Bon, allez, j’arrête un peu et je le laisse se présenter (en tant que personne, le projet, ça viendra après). Voici donc sa phrase d’accroche : “moi, c’est Alexis, j’ai 29 ans, je suis papa depuis 4 mois maintenant”. On est là déjà sur un être entrepreneurial qui se présente d’abord par sa vie familiale avant son entreprise, c’est intéressant (et très pertinent au regard de notre sujet du jour) ! Il se décrit comme “hyper sociable, plus du tout timide”. Il a dépassé sa timidité en se disant tout simplement “il faut s’en foutre de ce que je pense les gens. Quelqu’un, qu’il t’aime ou qu’il ne t’aime pas, que tu sois timide ou pas, ça ne change absolument rien”.

Parlons maintenant de son aventure entrepreneuriale : Zentechnologie. Il veut devenir le technicien informatique à domicile (agréé par l’état au service à la personne pour permettre à ses clients d’être éligibles à la déduction fiscale) sur la commune de Montrouge dans le 92. “J’ai toujours été passionné par la technologie même si je n’ai pas fait mes études dans ce domaine là. J’ai toujours aimé démonter, comprendre pourquoi ça ne marchait pas”. Il a pendant plusieurs années de salariat, effectué des prestations de dépannage informatique au service d’entreprises. Puis un jour, il a réalisé quelque chose (l’envie de tout plaquer pour monter sa boîte aidant la réflexion) : “en entreprise, on a toujours quelqu’un pour nous aider quand ça ne fonctionne pas. Mais à la maison, il n’y avait personne pour nous dépanner à domicile… et c’est encore plus problématique pour les séniors”.

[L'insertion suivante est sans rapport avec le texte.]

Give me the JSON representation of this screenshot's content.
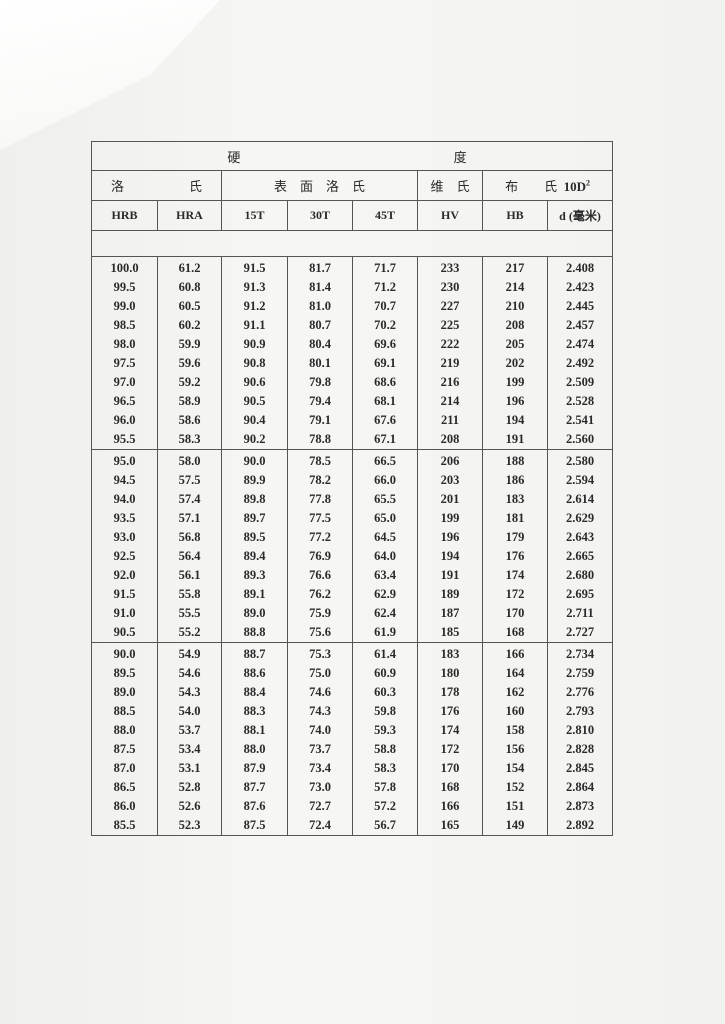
{
  "header": {
    "title_left": "硬",
    "title_right": "度",
    "group_rockwell": "洛　　　　　氏",
    "group_superficial": "表　面　洛　氏",
    "group_vickers": "维　氏",
    "group_brinell": "布　　氏",
    "group_brinell_suffix": "10D",
    "group_brinell_sup": "2",
    "columns": [
      "HRB",
      "HRA",
      "15T",
      "30T",
      "45T",
      "HV",
      "HB",
      "d (毫米)"
    ]
  },
  "rows": [
    [
      "100.0",
      "61.2",
      "91.5",
      "81.7",
      "71.7",
      "233",
      "217",
      "2.408"
    ],
    [
      "99.5",
      "60.8",
      "91.3",
      "81.4",
      "71.2",
      "230",
      "214",
      "2.423"
    ],
    [
      "99.0",
      "60.5",
      "91.2",
      "81.0",
      "70.7",
      "227",
      "210",
      "2.445"
    ],
    [
      "98.5",
      "60.2",
      "91.1",
      "80.7",
      "70.2",
      "225",
      "208",
      "2.457"
    ],
    [
      "98.0",
      "59.9",
      "90.9",
      "80.4",
      "69.6",
      "222",
      "205",
      "2.474"
    ],
    [
      "97.5",
      "59.6",
      "90.8",
      "80.1",
      "69.1",
      "219",
      "202",
      "2.492"
    ],
    [
      "97.0",
      "59.2",
      "90.6",
      "79.8",
      "68.6",
      "216",
      "199",
      "2.509"
    ],
    [
      "96.5",
      "58.9",
      "90.5",
      "79.4",
      "68.1",
      "214",
      "196",
      "2.528"
    ],
    [
      "96.0",
      "58.6",
      "90.4",
      "79.1",
      "67.6",
      "211",
      "194",
      "2.541"
    ],
    [
      "95.5",
      "58.3",
      "90.2",
      "78.8",
      "67.1",
      "208",
      "191",
      "2.560"
    ],
    [
      "95.0",
      "58.0",
      "90.0",
      "78.5",
      "66.5",
      "206",
      "188",
      "2.580"
    ],
    [
      "94.5",
      "57.5",
      "89.9",
      "78.2",
      "66.0",
      "203",
      "186",
      "2.594"
    ],
    [
      "94.0",
      "57.4",
      "89.8",
      "77.8",
      "65.5",
      "201",
      "183",
      "2.614"
    ],
    [
      "93.5",
      "57.1",
      "89.7",
      "77.5",
      "65.0",
      "199",
      "181",
      "2.629"
    ],
    [
      "93.0",
      "56.8",
      "89.5",
      "77.2",
      "64.5",
      "196",
      "179",
      "2.643"
    ],
    [
      "92.5",
      "56.4",
      "89.4",
      "76.9",
      "64.0",
      "194",
      "176",
      "2.665"
    ],
    [
      "92.0",
      "56.1",
      "89.3",
      "76.6",
      "63.4",
      "191",
      "174",
      "2.680"
    ],
    [
      "91.5",
      "55.8",
      "89.1",
      "76.2",
      "62.9",
      "189",
      "172",
      "2.695"
    ],
    [
      "91.0",
      "55.5",
      "89.0",
      "75.9",
      "62.4",
      "187",
      "170",
      "2.711"
    ],
    [
      "90.5",
      "55.2",
      "88.8",
      "75.6",
      "61.9",
      "185",
      "168",
      "2.727"
    ],
    [
      "90.0",
      "54.9",
      "88.7",
      "75.3",
      "61.4",
      "183",
      "166",
      "2.734"
    ],
    [
      "89.5",
      "54.6",
      "88.6",
      "75.0",
      "60.9",
      "180",
      "164",
      "2.759"
    ],
    [
      "89.0",
      "54.3",
      "88.4",
      "74.6",
      "60.3",
      "178",
      "162",
      "2.776"
    ],
    [
      "88.5",
      "54.0",
      "88.3",
      "74.3",
      "59.8",
      "176",
      "160",
      "2.793"
    ],
    [
      "88.0",
      "53.7",
      "88.1",
      "74.0",
      "59.3",
      "174",
      "158",
      "2.810"
    ],
    [
      "87.5",
      "53.4",
      "88.0",
      "73.7",
      "58.8",
      "172",
      "156",
      "2.828"
    ],
    [
      "87.0",
      "53.1",
      "87.9",
      "73.4",
      "58.3",
      "170",
      "154",
      "2.845"
    ],
    [
      "86.5",
      "52.8",
      "87.7",
      "73.0",
      "57.8",
      "168",
      "152",
      "2.864"
    ],
    [
      "86.0",
      "52.6",
      "87.6",
      "72.7",
      "57.2",
      "166",
      "151",
      "2.873"
    ],
    [
      "85.5",
      "52.3",
      "87.5",
      "72.4",
      "56.7",
      "165",
      "149",
      "2.892"
    ]
  ]
}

Dans sa tête (et dans les faits), Zentechnologie est bien plus qu’une entreprise de dépannage informatique. En fait, “c’est un vrai accompagnement car j’ai toujours aimé le contact humain”. Du coup, dans la foulée, au feeling, il a diversifié son offre avec des cours & des tutoriels. Il conçoit à la carte en fonction des souhaits de ses clients. “C’est avant tout pour que les personnes se sentent bien, à l’aise avec la technologie”. Un sujet qui le touche tout particulièrement : l’exclusion technologique des séniors. Ils représentent finalement 80% de sa clientèle et il aime ça. Il a conclu ainsi “moi faire un boulot toute la journée derrière un ordi… ça ne m’intéresse pas en fait !”.

Alexis, fondateur de Zentechnologie, est l’entrepreneur invité de La Vraie Dose 48

Alexis, fondateur de Zentechnologie, est l’entrepreneur invité de La Vraie Dose 48

“Déjà, moi, je pars du principe que ma vie perso est plus importante que ma vie pro.”

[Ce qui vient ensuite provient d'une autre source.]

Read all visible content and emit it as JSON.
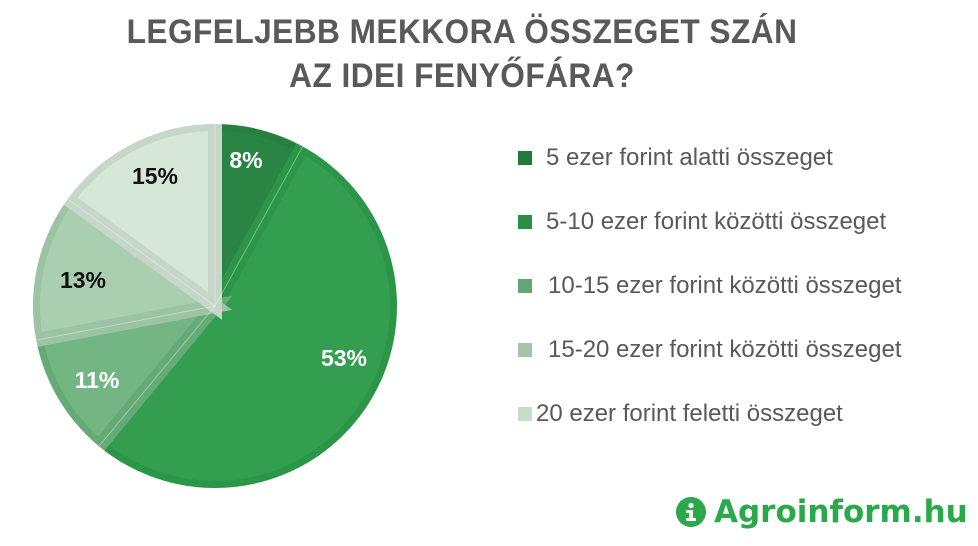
{
  "title": {
    "line1": "LEGFELJEBB MEKKORA ÖSSZEGET SZÁN",
    "line2": "AZ IDEI FENYŐFÁRA?"
  },
  "chart_data": {
    "type": "pie",
    "title": "LEGFELJEBB MEKKORA ÖSSZEGET SZÁN AZ IDEI FENYŐFÁRA?",
    "categories": [
      "5 ezer forint alatti összeget",
      "5-10 ezer forint közötti összeget",
      "10-15 ezer forint közötti összeget",
      "15-20 ezer forint közötti összeget",
      "20 ezer forint feletti összeget"
    ],
    "values": [
      8,
      53,
      11,
      13,
      15
    ],
    "labels": [
      "8%",
      "53%",
      "11%",
      "13%",
      "15%"
    ],
    "colors": [
      "#2a8443",
      "#339e50",
      "#73b684",
      "#a9cfb0",
      "#d6e7d8"
    ],
    "border_colors": [
      "#26803f",
      "#2b9648",
      "#65ab77",
      "#9cc4a4",
      "#c6d6c8"
    ],
    "label_colors": [
      "#ffffff",
      "#ffffff",
      "#ffffff",
      "#111111",
      "#111111"
    ],
    "start_angle": "12 o'clock",
    "direction": "clockwise",
    "legend_position": "right"
  },
  "legend": {
    "items": [
      {
        "label": "5 ezer forint alatti összeget",
        "color": "#24783a"
      },
      {
        "label": "5-10 ezer forint közötti összeget",
        "color": "#2b8e46"
      },
      {
        "label": "10-15 ezer forint közötti összeget",
        "color": "#65a677"
      },
      {
        "label": "15-20 ezer forint közötti összeget",
        "color": "#a4c5ab"
      },
      {
        "label": "20 ezer forint feletti összeget",
        "color": "#c9dccb"
      }
    ]
  },
  "logo": {
    "icon": "info-i-icon",
    "text": "Agroinform.hu",
    "color": "#2aa84a"
  }
}
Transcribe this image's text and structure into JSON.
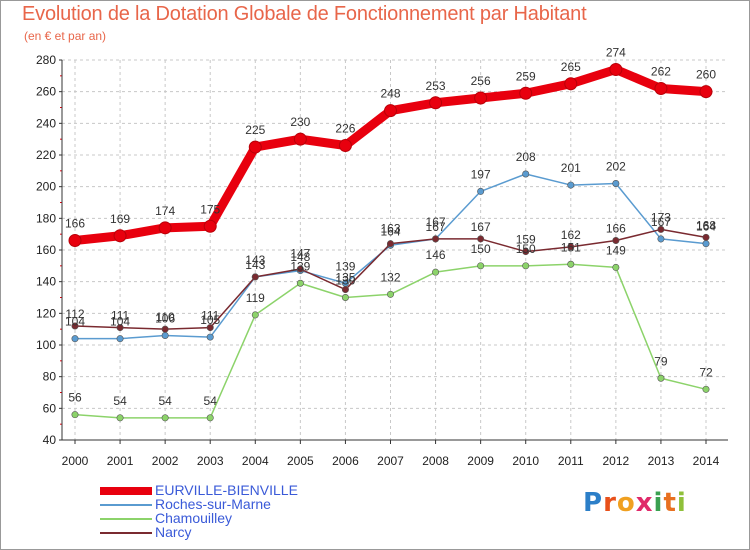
{
  "chart_data": {
    "type": "line",
    "title": "Evolution de la Dotation Globale de Fonctionnement par Habitant",
    "subtitle": "(en € et par an)",
    "x": [
      "2000",
      "2001",
      "2002",
      "2003",
      "2004",
      "2005",
      "2006",
      "2007",
      "2008",
      "2009",
      "2010",
      "2011",
      "2012",
      "2013",
      "2014"
    ],
    "ylim": [
      40,
      280
    ],
    "yticks": [
      "40",
      "60",
      "80",
      "100",
      "120",
      "140",
      "160",
      "180",
      "200",
      "220",
      "240",
      "260",
      "280"
    ],
    "series": [
      {
        "name": "EURVILLE-BIENVILLE",
        "color": "#e8000e",
        "values": [
          166,
          169,
          174,
          175,
          225,
          230,
          226,
          248,
          253,
          256,
          259,
          265,
          274,
          262,
          260
        ]
      },
      {
        "name": "Roches-sur-Marne",
        "color": "#5a9bd0",
        "values": [
          104,
          104,
          106,
          105,
          143,
          147,
          139,
          163,
          167,
          197,
          208,
          201,
          202,
          167,
          164
        ]
      },
      {
        "name": "Chamouilley",
        "color": "#8cd36a",
        "values": [
          56,
          54,
          54,
          54,
          119,
          139,
          130,
          132,
          146,
          150,
          150,
          151,
          149,
          79,
          72
        ]
      },
      {
        "name": "Narcy",
        "color": "#7a2a30",
        "values": [
          112,
          111,
          110,
          111,
          143,
          148,
          135,
          164,
          167,
          167,
          159,
          162,
          166,
          173,
          168
        ]
      }
    ]
  },
  "brand": {
    "letters": [
      "P",
      "r",
      "o",
      "x",
      "i",
      "t",
      "i"
    ],
    "colors": [
      "#2c7fc8",
      "#e8501a",
      "#f0a020",
      "#e02a6a",
      "#3aa050",
      "#e87020",
      "#8fc03a"
    ]
  }
}
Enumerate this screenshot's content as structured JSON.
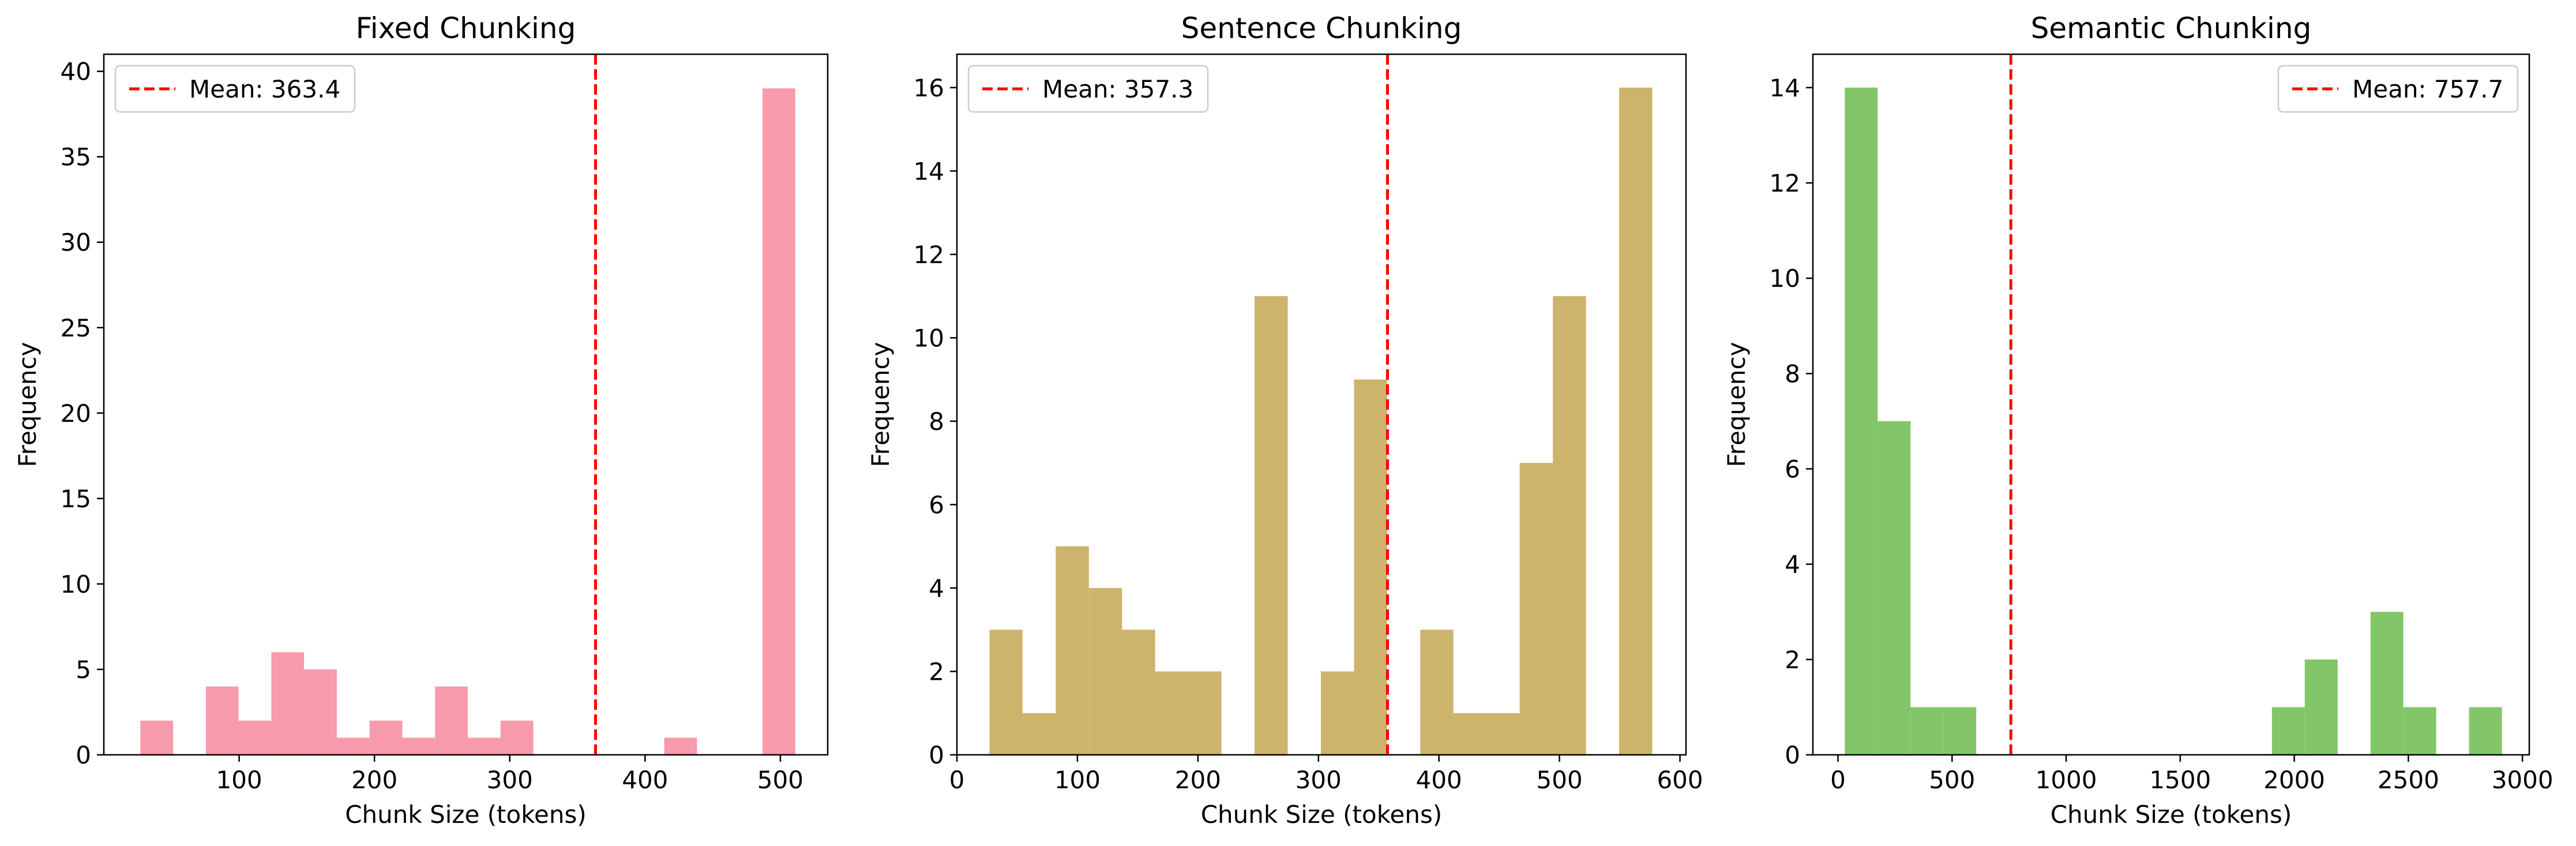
{
  "chart_data": [
    {
      "type": "bar",
      "title": "Fixed Chunking",
      "xlabel": "Chunk Size (tokens)",
      "ylabel": "Frequency",
      "xlim": [
        0,
        535
      ],
      "ylim": [
        0,
        41
      ],
      "xticks": [
        100,
        200,
        300,
        400,
        500
      ],
      "yticks": [
        0,
        5,
        10,
        15,
        20,
        25,
        30,
        35,
        40
      ],
      "bin_edges": [
        27,
        51.2,
        75.4,
        99.6,
        123.8,
        148,
        172.2,
        196.4,
        220.6,
        244.8,
        269,
        293.2,
        317.4,
        341.6,
        365.8,
        390,
        414.2,
        438.4,
        462.6,
        486.8,
        511
      ],
      "values": [
        2,
        0,
        4,
        2,
        6,
        5,
        1,
        2,
        1,
        4,
        1,
        2,
        0,
        0,
        0,
        0,
        1,
        0,
        0,
        39
      ],
      "color": "#f79aab",
      "mean_value": 363.4,
      "legend_label": "Mean: 363.4",
      "legend_position": "upper left",
      "grid": false
    },
    {
      "type": "bar",
      "title": "Sentence Chunking",
      "xlabel": "Chunk Size (tokens)",
      "ylabel": "Frequency",
      "xlim": [
        0,
        605
      ],
      "ylim": [
        0,
        16.8
      ],
      "xticks": [
        0,
        100,
        200,
        300,
        400,
        500,
        600
      ],
      "yticks": [
        0,
        2,
        4,
        6,
        8,
        10,
        12,
        14,
        16
      ],
      "bin_edges": [
        27,
        54.5,
        82,
        109.5,
        137,
        164.5,
        192,
        219.5,
        247,
        274.5,
        302,
        329.5,
        357,
        384.5,
        412,
        439.5,
        467,
        494.5,
        522,
        549.5,
        577
      ],
      "values": [
        3,
        1,
        5,
        4,
        3,
        2,
        2,
        0,
        11,
        0,
        2,
        9,
        0,
        3,
        1,
        1,
        7,
        11,
        0,
        16
      ],
      "color": "#cdb46c",
      "mean_value": 357.3,
      "legend_label": "Mean: 357.3",
      "legend_position": "upper left",
      "grid": false
    },
    {
      "type": "bar",
      "title": "Semantic Chunking",
      "xlabel": "Chunk Size (tokens)",
      "ylabel": "Frequency",
      "xlim": [
        -110,
        3030
      ],
      "ylim": [
        0,
        14.7
      ],
      "xticks": [
        0,
        500,
        1000,
        1500,
        2000,
        2500,
        3000
      ],
      "yticks": [
        0,
        2,
        4,
        6,
        8,
        10,
        12,
        14
      ],
      "bin_edges": [
        30,
        174,
        318,
        462,
        606,
        750,
        894,
        1038,
        1182,
        1326,
        1470,
        1614,
        1758,
        1902,
        2046,
        2190,
        2334,
        2478,
        2622,
        2766,
        2910
      ],
      "values": [
        14,
        7,
        1,
        1,
        0,
        0,
        0,
        0,
        0,
        0,
        0,
        0,
        0,
        1,
        2,
        0,
        3,
        1,
        0,
        1
      ],
      "color": "#83c66a",
      "mean_value": 757.7,
      "legend_label": "Mean: 757.7",
      "legend_position": "upper right",
      "grid": false
    }
  ]
}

Rentrons dans la vif du sujet : pourquoi Alexis a-t-il choisi de te parler du cocktail vie personnelle / vie entrepreneuriale (il a trouvé sa thématique tout seul comme un grand) ? Il a commencé les pieds dans le plat : “Déjà, moi, je pars du principe que ma vie perso est plus importante que ma vie pro.”. Ça s'est fait ! Entrepreneuriat ou pas, il a toujours vu les choses de cette façon là. Il ne s’en cache pas : “on me l’a souvent reproché, on a vu ça comme un manque d’ambition”. Il n’est pas un grand fan d’ailleurs de l’expression “équilibre vie pro, vie perso” : “moi je fais exprès de faire pencher la balance vers le perso”. Il aime sa boîte plus que tout (il ne s’en cache pas non plus) mais elle doit bien rester à sa place, c’est au service de son épanouissement à tout point de vue.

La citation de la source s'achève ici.